Acqua pubblica contro acqua privata. Governo contro Regione Puglia. Insomma, Raffaele Fitto contro Nichi Vendola. Ennesimo round dell’eterna sfida tra gli ultimi due governatori della Regione. E ancora una volta, il ring dello scontro sarà Palazzo della Consulta di Roma, dove la Corte Costituzionale dovrà decidere sul ricorso che il Consiglio dei Ministri ha presentato proprio su proposta del titolare degli Affari Regionali contro la legge regionale che ripubblicizza l’Acquedotto Pugliese.

E’ stato proprio all’indomani del referendum popolare del 12 e 13 giugno che il Consiglio Regionale della Puglia ha approvato definitivamente la legge di ripubblicizzazione dell’Aqp. Ente che era stato trasformato dodici anni prima in società per azioni con un decreto legislativo del governo presieduto da un altro pugliese: Massimo D’Alema. Da poco più di un mese, l’Aqp è divenuto un’azienda pubblica regionale, che “subentra nel patrimonio e in tutti i rapporti attivi e passivi di Acquedotto pugliese s.p.a.”. Sempre ovviamente che superi lo scoglio della Corte Costituzionale, sul quale negli ultimi mesi si sono infrante altre leggi emanate dalla Regione Puglia, tra cui quella sugli impianti eolici e quella sull’energia nucleare.

Come se non fossero bastati gli attriti che la lunga gestazione di questa legge ha provocato tra Nichi Vendola e i comitati per l’acqua pubblica. Spesso caldeggiati da Beppe Grillo, che proprio lo scorso 14 giugno (data di approvazione della legge) definiva sul suo blog il governatore pugliese un “supercazzolaro che non ha reso pubblica la gestione dell’acqua”. Polemiche per nulla smorzate dall’approvazione del provvedimento in Consiglio Regionale, definito dai movimenti cittadini un lontano parente del testo licenziato dal tavolo tecnico alla quale avevano partecipato quasi due anni prima.

Pochi giorni fa, infatti, sul sito acquabenecomune.org, è apparso un articolo che raffronta con evidenziazioni grafiche il testo condiviso con i comitati e quello approvato definitivamente dall’assise regionale.
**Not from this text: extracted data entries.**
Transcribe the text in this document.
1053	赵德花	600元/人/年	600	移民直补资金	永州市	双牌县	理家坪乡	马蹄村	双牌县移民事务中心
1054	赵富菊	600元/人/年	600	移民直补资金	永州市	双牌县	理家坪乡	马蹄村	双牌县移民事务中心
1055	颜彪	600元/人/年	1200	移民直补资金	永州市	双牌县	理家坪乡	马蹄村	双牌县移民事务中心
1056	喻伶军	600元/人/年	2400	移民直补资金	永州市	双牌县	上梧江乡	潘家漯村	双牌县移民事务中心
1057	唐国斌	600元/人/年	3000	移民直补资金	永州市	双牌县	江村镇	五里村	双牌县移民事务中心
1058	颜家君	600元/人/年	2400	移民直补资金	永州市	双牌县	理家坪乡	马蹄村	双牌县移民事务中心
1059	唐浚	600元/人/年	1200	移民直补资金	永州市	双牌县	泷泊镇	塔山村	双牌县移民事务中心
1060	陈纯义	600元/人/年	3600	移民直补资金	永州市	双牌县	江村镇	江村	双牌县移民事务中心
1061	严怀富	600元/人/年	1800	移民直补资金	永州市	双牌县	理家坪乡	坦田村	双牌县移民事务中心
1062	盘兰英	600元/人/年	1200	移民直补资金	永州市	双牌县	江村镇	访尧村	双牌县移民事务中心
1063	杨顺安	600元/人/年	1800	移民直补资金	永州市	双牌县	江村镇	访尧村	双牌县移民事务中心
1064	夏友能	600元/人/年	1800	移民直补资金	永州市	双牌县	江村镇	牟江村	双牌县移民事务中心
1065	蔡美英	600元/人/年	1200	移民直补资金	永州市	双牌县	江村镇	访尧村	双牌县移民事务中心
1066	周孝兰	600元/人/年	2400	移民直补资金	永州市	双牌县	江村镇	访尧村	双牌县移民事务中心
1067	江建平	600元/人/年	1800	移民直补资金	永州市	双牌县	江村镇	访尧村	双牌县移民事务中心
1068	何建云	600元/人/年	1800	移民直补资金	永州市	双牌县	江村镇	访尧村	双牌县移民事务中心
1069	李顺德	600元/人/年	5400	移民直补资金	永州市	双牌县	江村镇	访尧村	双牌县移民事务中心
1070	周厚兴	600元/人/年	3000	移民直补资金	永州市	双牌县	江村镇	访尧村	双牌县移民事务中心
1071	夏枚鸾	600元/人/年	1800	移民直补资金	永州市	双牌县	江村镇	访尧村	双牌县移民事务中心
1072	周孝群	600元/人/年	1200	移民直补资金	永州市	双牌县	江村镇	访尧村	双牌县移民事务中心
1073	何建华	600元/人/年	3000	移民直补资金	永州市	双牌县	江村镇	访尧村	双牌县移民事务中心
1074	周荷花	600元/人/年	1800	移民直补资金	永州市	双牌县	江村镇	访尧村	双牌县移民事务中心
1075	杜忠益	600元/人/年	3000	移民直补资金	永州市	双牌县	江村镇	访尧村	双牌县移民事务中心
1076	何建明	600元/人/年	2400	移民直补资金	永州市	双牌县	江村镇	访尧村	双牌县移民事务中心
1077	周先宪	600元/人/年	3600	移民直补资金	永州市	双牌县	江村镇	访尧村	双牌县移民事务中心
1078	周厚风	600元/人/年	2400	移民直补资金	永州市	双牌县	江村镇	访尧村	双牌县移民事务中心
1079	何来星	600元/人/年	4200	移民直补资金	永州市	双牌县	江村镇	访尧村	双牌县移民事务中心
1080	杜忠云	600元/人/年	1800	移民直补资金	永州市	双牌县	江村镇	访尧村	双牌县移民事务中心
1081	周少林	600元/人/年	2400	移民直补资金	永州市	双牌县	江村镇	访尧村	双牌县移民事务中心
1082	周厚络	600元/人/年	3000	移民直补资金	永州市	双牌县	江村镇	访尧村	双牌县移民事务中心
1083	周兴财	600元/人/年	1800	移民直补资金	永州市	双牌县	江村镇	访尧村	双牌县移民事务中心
Tra i rilievi più significativi, quello relativo all’erogazione gratuita del quantitativo vitale, che secondo i comitati avrebbe dovuto essere a “totale carico del bilancio della Regione Puglia”, mentre secondo l’articolo 13 della legge “avviene esclusivamente nei limiti finanziari dell’avanzo netto di gestione”. Non solo. A far storcere il naso ad Acqua Bene Comune è anche la disposizione che prevede la nomina dell’amministratore unico da parte del Presidente della Regione, sentita la Giunta. E soprattutto il fatto che all’articolo 2, all’azienda pubblica viene devoluta la realizzazione della “parte prevalente” e non della totalità “della propria attività con l’ente pubblico che la controlla”.

A far intervenire il Governo centrale, invece, sono state altre ragioni, legate alla ripartizione sulle competenze stabilite dall’articolo 117 della Costituzione, che affida in via esclusiva allo stato la tutela della concorrenza e dell’ambiente. E che quindi farebbe prevalere, sempre secondo il Cdm, il decreto legislativo che nel ’99 ha trasformato l’acquedotto più grande d’Europa in società per azioni.

La giunta regionale, invece, è convinta proprio sulla scorta degli esiti referendari che la ripubblicizzazione è diventata compatibile con il contesto normativo. L’assessore regionale alle Opere Pubbliche Fabiano Amati ha infatti bacchettato il Governo nazionale che “impugna una legge regionale – si legge nel comunicato – emanata nel rispetto della volontà dei cittadini italiani, piuttosto che intervenire esercitando i suoi poteri legislativi per riordinare la materia nel senso indicato con la consultazione popolare” Un atteggiamento, a detta di Amati, che suona tanto come una “dichiarazione di guerra avanzata nei confronti dei cittadini italiani”. Per questo, ironizza l’assessore, sarebbe stato più coerente che a proporla fosse il Ministro della Difesa.

In effetti, ragioni giuridiche a parte, la prontezza con la quale il ministro Fitto impugna le leggi della Regione Puglia, in particolar modo quelle molto care sul piano mediatico al governatore Nichi Vendola, pare dettata anche da circostanze squisitamente politiche. Termometro di un dualismo nato all’indomani delle elezioni regionali del 2005, quando il presidente uscente Raffaele Fitto veniva sconfitto dall’allora membro di Rifondazione Comunista, consegnando al centrosinistra una regione storicamente nota per essere un “feudo del centrodestra”.